Cultures around the Mediterranean have traditionally been more restrictive and oppressive of women than other cultures, and today the Arab cultures are probably the most extreme version of this pattern. Honor killings are a particularly egregious instance of it, and the clash of cultures between some Islamic immigrants and their European host countries is no more evident than when an honor killing is perpetrated.

But let’s not forget that in centuries past the Western tradition was not much less interested in controlling women. And when men in some Western countries felt too threatened by modernity, they created Fascism, which attempted to put women (along with feared minorities) back in their “proper” places. “Kinder, kuche, und kirche-Children, Cooking, and Church” was one of the Nazi slogans designed to hold back the tide of history in marital relations. Two generations later, Angela Merkel, a nuclear physicist who became Chancellor of Germany, is modernity’s answer.

Iran is of course, as you say, not part of the Arab world and is quite different from it in some ways. But Iranian and Arab fundamentalists are similar in others.
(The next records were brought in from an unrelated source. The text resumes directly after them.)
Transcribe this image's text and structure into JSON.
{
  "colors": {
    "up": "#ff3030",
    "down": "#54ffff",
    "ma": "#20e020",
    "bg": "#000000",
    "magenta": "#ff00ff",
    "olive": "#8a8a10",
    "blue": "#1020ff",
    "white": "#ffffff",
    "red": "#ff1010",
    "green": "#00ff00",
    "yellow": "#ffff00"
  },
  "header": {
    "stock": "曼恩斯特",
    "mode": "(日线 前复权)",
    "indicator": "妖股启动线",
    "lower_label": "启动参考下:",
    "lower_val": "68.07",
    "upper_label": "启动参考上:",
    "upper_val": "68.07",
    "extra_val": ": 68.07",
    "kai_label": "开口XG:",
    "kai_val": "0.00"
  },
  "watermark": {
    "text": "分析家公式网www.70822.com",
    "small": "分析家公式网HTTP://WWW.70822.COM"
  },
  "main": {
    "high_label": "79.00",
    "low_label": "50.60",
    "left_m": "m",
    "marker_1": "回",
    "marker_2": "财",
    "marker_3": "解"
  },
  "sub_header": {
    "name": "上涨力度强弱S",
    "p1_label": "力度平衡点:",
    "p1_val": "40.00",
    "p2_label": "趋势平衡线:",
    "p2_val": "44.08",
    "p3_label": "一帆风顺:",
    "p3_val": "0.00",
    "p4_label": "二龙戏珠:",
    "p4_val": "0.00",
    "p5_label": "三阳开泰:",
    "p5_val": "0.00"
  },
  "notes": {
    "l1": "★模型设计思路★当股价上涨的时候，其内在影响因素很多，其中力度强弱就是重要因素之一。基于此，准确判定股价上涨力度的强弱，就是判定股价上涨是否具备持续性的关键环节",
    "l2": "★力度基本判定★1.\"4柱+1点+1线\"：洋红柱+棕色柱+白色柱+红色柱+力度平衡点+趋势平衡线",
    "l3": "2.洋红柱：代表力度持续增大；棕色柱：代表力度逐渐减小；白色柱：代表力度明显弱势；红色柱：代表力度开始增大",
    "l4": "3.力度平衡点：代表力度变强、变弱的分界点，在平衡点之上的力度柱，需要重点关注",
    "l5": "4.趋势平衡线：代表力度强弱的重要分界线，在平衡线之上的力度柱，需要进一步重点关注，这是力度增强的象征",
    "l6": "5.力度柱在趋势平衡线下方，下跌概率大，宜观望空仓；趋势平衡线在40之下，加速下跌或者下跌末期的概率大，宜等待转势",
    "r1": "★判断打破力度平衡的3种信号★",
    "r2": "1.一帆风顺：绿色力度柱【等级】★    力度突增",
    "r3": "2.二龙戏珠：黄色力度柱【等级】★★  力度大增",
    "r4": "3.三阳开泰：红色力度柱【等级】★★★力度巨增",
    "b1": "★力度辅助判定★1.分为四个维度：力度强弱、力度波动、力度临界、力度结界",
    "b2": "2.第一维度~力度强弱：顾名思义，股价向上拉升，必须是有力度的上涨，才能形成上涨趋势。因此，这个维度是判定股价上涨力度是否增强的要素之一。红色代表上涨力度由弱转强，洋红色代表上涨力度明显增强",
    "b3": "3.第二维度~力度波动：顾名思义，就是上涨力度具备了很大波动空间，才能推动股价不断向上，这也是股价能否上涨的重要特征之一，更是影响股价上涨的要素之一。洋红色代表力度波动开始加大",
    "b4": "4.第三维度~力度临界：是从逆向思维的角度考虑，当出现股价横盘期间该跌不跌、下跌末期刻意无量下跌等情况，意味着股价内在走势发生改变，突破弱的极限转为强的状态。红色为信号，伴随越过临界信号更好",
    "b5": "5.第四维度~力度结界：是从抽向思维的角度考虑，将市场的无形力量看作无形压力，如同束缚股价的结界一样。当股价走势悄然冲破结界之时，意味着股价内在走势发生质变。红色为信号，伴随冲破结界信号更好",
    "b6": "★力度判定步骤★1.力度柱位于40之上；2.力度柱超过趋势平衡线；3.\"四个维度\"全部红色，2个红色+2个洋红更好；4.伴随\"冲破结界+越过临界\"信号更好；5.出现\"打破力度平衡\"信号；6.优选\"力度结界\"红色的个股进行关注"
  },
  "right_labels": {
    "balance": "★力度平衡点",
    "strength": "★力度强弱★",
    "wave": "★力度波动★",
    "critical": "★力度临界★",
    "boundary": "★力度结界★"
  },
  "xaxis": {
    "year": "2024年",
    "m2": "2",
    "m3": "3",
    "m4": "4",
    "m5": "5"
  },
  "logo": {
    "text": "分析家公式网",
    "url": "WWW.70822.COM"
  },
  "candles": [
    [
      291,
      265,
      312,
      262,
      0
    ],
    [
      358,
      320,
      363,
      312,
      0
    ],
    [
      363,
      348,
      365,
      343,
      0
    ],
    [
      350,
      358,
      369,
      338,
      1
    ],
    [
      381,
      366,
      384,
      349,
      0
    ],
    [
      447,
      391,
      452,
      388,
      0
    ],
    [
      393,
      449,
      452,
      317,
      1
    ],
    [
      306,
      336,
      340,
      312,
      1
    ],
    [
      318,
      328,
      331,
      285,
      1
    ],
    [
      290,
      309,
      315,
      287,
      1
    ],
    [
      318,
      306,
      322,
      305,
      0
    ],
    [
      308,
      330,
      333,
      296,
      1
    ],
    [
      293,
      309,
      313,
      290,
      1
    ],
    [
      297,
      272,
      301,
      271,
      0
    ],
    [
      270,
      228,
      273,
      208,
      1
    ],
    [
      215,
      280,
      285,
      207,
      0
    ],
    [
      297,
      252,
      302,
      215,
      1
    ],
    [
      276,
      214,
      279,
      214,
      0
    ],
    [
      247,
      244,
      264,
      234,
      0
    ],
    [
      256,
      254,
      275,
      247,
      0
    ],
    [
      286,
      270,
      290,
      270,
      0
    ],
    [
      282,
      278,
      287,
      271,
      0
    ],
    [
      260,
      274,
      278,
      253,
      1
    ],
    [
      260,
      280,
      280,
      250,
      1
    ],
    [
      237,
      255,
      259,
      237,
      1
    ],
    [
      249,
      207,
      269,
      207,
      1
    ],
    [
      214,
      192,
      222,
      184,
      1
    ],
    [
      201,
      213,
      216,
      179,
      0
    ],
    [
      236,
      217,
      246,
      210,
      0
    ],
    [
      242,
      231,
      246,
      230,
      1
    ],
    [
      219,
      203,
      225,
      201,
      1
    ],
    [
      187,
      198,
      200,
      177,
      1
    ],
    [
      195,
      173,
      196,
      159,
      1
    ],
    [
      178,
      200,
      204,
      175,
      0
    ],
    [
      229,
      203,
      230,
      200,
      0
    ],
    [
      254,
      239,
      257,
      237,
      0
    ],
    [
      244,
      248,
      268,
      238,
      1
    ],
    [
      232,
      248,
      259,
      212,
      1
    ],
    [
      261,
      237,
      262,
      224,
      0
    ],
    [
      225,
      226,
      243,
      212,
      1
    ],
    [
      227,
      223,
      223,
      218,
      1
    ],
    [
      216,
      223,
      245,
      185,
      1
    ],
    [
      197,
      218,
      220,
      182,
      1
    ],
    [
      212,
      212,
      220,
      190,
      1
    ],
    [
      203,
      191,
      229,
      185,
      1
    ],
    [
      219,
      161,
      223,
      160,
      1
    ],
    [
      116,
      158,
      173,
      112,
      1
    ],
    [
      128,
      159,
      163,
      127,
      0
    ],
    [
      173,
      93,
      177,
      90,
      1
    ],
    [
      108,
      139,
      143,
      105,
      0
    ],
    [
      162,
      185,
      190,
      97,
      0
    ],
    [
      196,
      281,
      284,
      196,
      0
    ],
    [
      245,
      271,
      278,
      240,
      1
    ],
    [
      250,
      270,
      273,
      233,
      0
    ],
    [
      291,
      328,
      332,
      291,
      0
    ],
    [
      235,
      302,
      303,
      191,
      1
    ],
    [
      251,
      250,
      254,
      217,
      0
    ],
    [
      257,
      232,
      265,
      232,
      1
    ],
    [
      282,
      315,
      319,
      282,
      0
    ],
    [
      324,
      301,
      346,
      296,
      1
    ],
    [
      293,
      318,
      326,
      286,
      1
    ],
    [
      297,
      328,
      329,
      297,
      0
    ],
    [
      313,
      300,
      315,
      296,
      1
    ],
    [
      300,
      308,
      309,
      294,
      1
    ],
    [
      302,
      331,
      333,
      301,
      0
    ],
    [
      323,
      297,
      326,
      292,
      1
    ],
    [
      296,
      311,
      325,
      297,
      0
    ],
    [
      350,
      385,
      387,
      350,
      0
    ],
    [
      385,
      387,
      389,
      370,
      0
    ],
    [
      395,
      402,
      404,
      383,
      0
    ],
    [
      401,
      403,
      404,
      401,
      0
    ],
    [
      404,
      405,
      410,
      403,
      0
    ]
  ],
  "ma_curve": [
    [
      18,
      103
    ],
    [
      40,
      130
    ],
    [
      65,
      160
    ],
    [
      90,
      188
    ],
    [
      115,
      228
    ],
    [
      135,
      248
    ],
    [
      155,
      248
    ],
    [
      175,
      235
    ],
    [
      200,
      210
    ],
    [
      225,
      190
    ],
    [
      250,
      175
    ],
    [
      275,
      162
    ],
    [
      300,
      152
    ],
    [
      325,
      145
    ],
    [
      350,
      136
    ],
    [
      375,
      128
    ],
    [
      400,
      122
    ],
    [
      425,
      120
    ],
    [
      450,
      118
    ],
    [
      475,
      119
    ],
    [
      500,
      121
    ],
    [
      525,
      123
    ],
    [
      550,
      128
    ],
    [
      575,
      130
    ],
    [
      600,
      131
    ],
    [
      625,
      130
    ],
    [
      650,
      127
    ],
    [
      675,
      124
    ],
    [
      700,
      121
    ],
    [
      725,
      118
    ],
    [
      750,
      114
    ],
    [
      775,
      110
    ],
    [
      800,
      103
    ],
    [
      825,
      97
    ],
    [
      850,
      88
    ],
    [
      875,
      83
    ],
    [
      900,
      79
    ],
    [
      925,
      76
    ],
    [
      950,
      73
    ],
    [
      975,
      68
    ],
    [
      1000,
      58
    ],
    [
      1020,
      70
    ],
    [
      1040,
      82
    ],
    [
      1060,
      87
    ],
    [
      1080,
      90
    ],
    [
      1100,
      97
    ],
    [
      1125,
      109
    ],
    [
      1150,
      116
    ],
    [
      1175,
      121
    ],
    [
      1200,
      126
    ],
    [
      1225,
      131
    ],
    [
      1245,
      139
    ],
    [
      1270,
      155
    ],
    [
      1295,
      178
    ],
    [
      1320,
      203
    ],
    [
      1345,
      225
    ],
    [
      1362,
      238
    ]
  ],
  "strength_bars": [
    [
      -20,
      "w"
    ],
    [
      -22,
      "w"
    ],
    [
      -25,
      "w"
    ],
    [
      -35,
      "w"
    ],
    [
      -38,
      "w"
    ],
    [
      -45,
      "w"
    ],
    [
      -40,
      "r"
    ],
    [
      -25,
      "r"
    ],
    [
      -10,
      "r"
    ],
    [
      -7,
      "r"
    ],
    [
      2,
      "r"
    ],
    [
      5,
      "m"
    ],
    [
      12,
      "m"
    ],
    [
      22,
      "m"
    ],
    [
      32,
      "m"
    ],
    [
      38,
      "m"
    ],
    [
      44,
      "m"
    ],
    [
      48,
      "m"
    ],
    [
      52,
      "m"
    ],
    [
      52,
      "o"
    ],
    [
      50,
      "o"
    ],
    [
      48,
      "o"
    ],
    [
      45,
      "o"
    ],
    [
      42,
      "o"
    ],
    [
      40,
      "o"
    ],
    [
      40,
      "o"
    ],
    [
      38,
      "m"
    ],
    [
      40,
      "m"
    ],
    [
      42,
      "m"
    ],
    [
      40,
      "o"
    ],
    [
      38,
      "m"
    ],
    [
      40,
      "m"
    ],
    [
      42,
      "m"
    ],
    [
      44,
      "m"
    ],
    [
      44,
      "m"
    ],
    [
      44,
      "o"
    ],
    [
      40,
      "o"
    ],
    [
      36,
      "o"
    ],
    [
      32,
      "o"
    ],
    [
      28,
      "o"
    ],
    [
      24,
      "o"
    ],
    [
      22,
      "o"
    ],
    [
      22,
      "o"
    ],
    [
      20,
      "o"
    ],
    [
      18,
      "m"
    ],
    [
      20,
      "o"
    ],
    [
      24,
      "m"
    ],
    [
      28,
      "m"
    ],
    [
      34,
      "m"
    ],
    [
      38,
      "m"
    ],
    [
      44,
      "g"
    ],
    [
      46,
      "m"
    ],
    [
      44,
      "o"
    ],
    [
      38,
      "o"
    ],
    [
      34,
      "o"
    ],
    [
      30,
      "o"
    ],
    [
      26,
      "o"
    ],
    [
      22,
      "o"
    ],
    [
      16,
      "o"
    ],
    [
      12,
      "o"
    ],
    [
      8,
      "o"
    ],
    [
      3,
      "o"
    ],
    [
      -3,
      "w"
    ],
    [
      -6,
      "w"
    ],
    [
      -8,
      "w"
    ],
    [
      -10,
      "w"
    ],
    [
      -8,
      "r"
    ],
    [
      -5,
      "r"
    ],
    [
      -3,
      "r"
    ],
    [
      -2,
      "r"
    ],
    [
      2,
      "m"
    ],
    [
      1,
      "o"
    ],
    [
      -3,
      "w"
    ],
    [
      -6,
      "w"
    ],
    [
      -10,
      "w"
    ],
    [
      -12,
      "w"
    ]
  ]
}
One of the most interesting quotations to come out of Iran in these two weeks was hearsay, but it corresponded to countless documented statements. A man asked why he supported Ahmadinejad reportedly said, “All the whores are with Moussavi.”

This, psychologically and in a sense biologically, is what it is all about. Some men are so frightened by women’s freedom that they hyper-sexualize it. For them, a woman in modest Western dress, even in hijab, is a whore if she has a strand of hair showing. Some men simply cannot separate their politics from their fear of female sexuality.

In addition, of course, as you suggest, they are often severely oppressed themselves, and cannot psychologically afford to give real rights to the one class of human beings they can plausibly consider beneath themselves. In this sense they are like the most oppressed whites in the American South a generation ago watching the liberation of blacks.

We Americans are not many generations away from our own version of Kinder, Kuche, and Kirche, nor China from the “lotus foot” that crippled countless women, nor India from burning widows alive on their husbands’ funeral pyres. The wheels of social history may grind very slowly, but they keep on turning.

One comment

  1. Mel — Thank you for your comments. I agree that repression of women is certainly not only an Islamic phenomenon. Haredi [Ultra-Orthodox Jewish] men repress their women in certain ways, including violence in some circles. Haredi men, too, are disempowered economically, intellectually, etc. The difference is that haredi men are not a majority; they are a small subculture and, even in that subculture, there are very strict restraints against misusing women. In Arab cultures, this is the mainstream and the economic and political, as well as religious, structure of society support this repression.

    My point is that I think that this comes from the culmination of various forms of disempowerment. The answer to women’s liberation, then, should be empowerment of men. The great advantage of my theory, however, is that it is more than possible that I am 100% wrong. The early stages of empowerment will certainly bring more repression as the fear of falling back becomes greater but, ultimately, I should be right. Primates with abundant females and food should be less aggressive.